Six acts are drawn daily from a rotating pool of stand-ups who seek to entertain in this talent spotting showcase.
An imaginative transformation of the the gap site left after the Gilded Balloon venue burned down in 2002, sees this new urban garden in the Cowgate with 250 tonnes of sand topped off with various tents, bars and even a full-on skate-park.
Rob Tarbuck played the cheeky-chappie compère getting us in the mood, dishing out sweeties to those brave enough to sit at the front, and chatting with the audience. A selection of young comics then gave us about 10 minutes each of their patter, with varying degrees of success. Whilst no-one was truly awful, there were no shining stars either. Most acts on the day of the review were certainly well beyond the beginner stage, but not yet fully fledged performers with enough material to hold an audience.

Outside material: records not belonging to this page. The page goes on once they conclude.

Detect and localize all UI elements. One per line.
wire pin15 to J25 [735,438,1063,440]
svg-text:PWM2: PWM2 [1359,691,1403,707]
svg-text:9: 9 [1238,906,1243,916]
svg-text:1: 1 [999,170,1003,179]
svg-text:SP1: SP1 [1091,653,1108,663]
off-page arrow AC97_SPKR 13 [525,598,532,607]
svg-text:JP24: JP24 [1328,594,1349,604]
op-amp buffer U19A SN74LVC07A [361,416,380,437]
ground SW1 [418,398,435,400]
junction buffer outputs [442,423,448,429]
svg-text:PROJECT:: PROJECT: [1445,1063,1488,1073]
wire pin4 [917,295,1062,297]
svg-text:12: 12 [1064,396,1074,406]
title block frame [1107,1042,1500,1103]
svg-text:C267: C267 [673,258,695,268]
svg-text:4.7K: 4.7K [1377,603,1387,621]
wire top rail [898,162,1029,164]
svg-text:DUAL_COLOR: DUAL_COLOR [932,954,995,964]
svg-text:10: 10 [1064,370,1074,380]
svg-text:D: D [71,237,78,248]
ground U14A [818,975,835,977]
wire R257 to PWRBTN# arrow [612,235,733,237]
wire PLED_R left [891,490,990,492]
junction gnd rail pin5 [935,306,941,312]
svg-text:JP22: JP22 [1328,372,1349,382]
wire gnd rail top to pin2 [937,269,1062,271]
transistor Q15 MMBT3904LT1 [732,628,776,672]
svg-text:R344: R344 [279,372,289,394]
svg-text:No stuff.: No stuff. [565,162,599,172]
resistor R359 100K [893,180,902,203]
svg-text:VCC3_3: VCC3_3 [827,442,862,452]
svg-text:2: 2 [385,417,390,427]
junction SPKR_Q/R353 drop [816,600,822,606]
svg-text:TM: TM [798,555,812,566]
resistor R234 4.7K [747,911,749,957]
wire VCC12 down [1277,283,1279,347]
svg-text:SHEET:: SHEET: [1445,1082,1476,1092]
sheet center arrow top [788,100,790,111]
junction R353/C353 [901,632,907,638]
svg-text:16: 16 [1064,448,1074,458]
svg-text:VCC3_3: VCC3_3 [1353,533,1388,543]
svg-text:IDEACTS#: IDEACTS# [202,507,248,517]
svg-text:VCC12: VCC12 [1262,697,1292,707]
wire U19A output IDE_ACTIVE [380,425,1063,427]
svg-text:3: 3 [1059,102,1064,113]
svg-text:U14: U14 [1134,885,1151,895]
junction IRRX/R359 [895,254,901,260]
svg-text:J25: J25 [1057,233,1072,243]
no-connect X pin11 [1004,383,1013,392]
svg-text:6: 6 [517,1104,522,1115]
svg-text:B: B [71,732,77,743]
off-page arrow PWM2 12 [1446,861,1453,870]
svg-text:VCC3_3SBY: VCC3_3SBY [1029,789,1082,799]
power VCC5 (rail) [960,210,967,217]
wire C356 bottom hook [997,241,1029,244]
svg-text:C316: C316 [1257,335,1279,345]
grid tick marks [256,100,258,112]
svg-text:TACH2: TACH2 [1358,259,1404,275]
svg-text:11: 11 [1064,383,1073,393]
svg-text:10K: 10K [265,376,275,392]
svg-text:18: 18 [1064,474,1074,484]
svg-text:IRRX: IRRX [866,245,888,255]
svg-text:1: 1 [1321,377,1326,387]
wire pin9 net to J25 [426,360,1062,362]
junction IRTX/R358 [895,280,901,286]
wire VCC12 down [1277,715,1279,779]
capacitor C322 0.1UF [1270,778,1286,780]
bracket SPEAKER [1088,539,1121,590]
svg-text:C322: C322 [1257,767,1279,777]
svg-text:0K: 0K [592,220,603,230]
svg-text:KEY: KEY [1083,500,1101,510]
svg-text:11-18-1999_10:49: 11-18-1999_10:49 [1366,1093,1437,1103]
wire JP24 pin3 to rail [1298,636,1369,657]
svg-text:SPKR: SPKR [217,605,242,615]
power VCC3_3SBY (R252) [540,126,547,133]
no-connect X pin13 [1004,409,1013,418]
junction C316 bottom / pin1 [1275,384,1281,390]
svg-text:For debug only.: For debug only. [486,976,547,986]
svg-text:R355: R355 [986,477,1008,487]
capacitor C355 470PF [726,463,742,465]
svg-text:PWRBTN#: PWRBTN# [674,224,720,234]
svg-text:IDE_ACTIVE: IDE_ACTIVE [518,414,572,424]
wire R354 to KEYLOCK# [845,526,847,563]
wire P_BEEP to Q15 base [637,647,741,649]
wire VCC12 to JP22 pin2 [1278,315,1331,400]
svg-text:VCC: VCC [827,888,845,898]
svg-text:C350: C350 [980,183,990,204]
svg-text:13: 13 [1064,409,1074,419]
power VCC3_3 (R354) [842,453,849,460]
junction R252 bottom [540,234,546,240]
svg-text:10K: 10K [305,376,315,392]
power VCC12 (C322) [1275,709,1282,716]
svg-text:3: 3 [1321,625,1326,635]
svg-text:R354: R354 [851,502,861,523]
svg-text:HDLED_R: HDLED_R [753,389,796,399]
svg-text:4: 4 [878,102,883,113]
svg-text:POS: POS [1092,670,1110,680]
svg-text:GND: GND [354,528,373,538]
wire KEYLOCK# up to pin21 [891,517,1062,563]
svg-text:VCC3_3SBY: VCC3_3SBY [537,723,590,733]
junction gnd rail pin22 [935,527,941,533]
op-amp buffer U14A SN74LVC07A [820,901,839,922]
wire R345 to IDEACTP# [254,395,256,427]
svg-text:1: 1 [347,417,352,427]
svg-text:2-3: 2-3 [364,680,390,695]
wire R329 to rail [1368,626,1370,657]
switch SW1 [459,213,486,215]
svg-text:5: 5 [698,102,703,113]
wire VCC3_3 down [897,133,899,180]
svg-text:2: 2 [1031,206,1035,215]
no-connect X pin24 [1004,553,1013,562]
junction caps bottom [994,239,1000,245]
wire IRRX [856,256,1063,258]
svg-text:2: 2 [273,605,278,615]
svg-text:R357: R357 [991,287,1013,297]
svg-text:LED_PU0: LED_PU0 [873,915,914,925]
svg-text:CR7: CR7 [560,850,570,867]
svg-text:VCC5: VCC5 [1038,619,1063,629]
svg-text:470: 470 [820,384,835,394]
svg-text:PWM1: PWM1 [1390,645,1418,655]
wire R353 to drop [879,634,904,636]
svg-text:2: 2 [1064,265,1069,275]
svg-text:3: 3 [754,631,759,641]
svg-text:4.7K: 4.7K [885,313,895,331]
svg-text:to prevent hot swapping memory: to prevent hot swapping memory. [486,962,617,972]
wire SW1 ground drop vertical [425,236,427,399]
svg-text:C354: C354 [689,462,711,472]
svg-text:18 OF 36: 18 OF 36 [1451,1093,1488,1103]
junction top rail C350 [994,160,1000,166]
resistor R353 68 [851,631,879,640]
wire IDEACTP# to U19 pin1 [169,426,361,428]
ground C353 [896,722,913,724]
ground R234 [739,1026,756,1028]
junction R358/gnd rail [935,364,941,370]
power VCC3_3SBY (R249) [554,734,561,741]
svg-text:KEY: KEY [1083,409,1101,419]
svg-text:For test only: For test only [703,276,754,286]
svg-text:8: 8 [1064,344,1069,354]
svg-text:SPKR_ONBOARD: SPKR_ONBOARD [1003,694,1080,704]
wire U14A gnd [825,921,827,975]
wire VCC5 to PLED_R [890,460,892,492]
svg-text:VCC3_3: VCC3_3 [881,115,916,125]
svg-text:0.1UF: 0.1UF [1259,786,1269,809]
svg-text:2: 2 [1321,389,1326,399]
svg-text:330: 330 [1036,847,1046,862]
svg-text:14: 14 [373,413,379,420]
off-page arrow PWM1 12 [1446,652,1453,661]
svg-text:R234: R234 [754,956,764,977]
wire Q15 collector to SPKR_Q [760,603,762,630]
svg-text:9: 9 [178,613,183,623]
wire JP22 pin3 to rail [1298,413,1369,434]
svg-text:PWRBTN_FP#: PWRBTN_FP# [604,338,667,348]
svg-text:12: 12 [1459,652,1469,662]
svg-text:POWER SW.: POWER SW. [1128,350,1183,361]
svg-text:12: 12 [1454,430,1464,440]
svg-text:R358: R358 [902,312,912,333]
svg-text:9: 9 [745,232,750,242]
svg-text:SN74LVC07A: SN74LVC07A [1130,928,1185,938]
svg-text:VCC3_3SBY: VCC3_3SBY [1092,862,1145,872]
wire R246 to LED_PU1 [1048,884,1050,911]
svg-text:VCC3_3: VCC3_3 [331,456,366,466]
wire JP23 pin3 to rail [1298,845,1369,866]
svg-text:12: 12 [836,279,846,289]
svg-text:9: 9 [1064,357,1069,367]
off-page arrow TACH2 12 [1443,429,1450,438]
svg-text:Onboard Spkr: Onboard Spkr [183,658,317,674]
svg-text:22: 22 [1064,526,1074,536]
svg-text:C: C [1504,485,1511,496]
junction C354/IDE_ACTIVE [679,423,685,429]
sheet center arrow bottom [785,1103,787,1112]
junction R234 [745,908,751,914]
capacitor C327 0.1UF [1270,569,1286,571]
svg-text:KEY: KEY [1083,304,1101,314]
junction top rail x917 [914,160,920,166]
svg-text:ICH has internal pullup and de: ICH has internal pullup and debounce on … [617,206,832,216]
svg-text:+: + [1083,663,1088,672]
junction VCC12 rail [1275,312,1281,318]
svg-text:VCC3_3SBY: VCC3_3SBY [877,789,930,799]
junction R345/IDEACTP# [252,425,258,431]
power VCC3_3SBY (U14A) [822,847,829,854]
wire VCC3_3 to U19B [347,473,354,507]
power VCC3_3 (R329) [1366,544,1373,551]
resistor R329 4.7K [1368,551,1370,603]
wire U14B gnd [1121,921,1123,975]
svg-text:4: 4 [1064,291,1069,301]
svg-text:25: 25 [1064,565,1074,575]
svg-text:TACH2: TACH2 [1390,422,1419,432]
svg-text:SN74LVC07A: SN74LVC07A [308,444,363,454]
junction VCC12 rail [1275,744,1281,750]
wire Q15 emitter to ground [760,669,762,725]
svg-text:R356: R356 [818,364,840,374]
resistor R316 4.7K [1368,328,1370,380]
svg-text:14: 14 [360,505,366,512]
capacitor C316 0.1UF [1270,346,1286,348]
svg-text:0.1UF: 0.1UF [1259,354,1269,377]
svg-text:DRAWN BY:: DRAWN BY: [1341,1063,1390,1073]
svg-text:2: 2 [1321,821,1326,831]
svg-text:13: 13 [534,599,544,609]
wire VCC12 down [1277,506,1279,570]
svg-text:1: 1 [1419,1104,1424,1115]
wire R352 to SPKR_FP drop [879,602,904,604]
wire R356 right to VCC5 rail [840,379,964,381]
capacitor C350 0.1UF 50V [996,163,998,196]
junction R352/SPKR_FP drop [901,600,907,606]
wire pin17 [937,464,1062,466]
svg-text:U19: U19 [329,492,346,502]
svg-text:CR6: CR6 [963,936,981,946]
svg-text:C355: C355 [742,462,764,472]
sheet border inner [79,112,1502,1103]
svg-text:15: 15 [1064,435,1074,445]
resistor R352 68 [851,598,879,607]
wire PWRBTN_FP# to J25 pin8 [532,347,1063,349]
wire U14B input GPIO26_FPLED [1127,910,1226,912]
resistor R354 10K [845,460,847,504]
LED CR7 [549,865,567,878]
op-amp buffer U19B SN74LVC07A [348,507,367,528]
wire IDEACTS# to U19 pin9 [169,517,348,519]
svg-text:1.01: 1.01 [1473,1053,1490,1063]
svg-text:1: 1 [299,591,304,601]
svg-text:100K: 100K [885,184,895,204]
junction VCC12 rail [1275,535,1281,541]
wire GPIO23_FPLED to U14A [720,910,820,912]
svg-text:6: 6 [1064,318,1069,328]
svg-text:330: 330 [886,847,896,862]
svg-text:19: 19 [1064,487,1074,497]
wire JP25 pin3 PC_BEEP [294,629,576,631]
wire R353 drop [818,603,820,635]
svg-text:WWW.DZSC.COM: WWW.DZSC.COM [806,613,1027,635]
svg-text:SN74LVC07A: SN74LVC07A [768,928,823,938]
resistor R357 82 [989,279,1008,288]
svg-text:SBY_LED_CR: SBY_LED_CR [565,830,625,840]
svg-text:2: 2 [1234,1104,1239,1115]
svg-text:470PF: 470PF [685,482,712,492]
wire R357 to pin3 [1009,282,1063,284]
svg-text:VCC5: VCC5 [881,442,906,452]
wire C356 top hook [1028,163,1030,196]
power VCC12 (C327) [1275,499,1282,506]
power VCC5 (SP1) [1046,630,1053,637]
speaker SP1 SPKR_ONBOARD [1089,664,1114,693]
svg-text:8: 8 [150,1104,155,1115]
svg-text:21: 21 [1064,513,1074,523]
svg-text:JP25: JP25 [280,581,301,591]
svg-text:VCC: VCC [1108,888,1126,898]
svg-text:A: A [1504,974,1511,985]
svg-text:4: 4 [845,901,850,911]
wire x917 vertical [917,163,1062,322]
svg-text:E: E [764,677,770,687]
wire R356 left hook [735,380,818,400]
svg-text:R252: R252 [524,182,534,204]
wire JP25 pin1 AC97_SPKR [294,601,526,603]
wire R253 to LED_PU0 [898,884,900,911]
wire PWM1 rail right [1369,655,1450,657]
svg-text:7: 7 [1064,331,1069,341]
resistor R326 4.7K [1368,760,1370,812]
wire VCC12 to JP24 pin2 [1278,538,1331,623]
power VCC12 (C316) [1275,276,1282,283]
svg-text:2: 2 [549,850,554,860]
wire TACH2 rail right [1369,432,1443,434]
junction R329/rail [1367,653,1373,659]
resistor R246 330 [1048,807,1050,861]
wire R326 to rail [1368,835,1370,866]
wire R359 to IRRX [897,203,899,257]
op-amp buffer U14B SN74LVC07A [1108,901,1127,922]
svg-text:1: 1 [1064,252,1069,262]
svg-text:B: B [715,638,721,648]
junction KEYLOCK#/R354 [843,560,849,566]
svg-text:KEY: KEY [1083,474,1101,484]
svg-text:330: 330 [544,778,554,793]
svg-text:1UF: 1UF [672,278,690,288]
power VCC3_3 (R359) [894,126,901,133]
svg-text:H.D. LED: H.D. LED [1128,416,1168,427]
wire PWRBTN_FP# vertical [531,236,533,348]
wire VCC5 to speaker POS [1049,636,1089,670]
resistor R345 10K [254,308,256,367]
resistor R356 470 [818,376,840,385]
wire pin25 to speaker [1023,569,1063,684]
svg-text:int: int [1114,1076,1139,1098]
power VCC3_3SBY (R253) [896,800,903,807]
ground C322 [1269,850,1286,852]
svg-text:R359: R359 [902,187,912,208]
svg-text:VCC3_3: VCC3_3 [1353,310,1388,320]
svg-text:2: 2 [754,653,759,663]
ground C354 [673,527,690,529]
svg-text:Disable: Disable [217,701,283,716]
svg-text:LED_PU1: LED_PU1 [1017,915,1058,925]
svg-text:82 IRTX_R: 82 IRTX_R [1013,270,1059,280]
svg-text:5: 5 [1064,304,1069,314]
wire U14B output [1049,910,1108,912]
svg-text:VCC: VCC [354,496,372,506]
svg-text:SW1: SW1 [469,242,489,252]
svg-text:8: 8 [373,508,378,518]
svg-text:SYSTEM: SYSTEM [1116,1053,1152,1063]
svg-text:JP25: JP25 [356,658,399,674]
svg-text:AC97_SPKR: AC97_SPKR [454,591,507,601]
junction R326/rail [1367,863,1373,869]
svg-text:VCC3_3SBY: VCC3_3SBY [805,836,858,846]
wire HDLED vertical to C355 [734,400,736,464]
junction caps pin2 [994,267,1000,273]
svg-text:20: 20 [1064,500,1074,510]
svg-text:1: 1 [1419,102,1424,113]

Almost all performers were in other shows at this year's Fringe, and took the opportunity to plug these during their act. Many acts had the cast of their shows in with them too, and this seemed to account for much of the laughter around the room at times.
Day-time stand-up is always a little hard to pull off, as this kind of comedy seems to work best in dark and dingy venues. Sitting in a bright tent in the middle of the new venue makes it hard to get into the right frame of mind to let loose with the belly laughs.
Whilst the rotating nature of the event means that you do stand a chance of seeing a 'star of the future', the format and timing of the event mean that it might still be a bit early in their career to see true polish.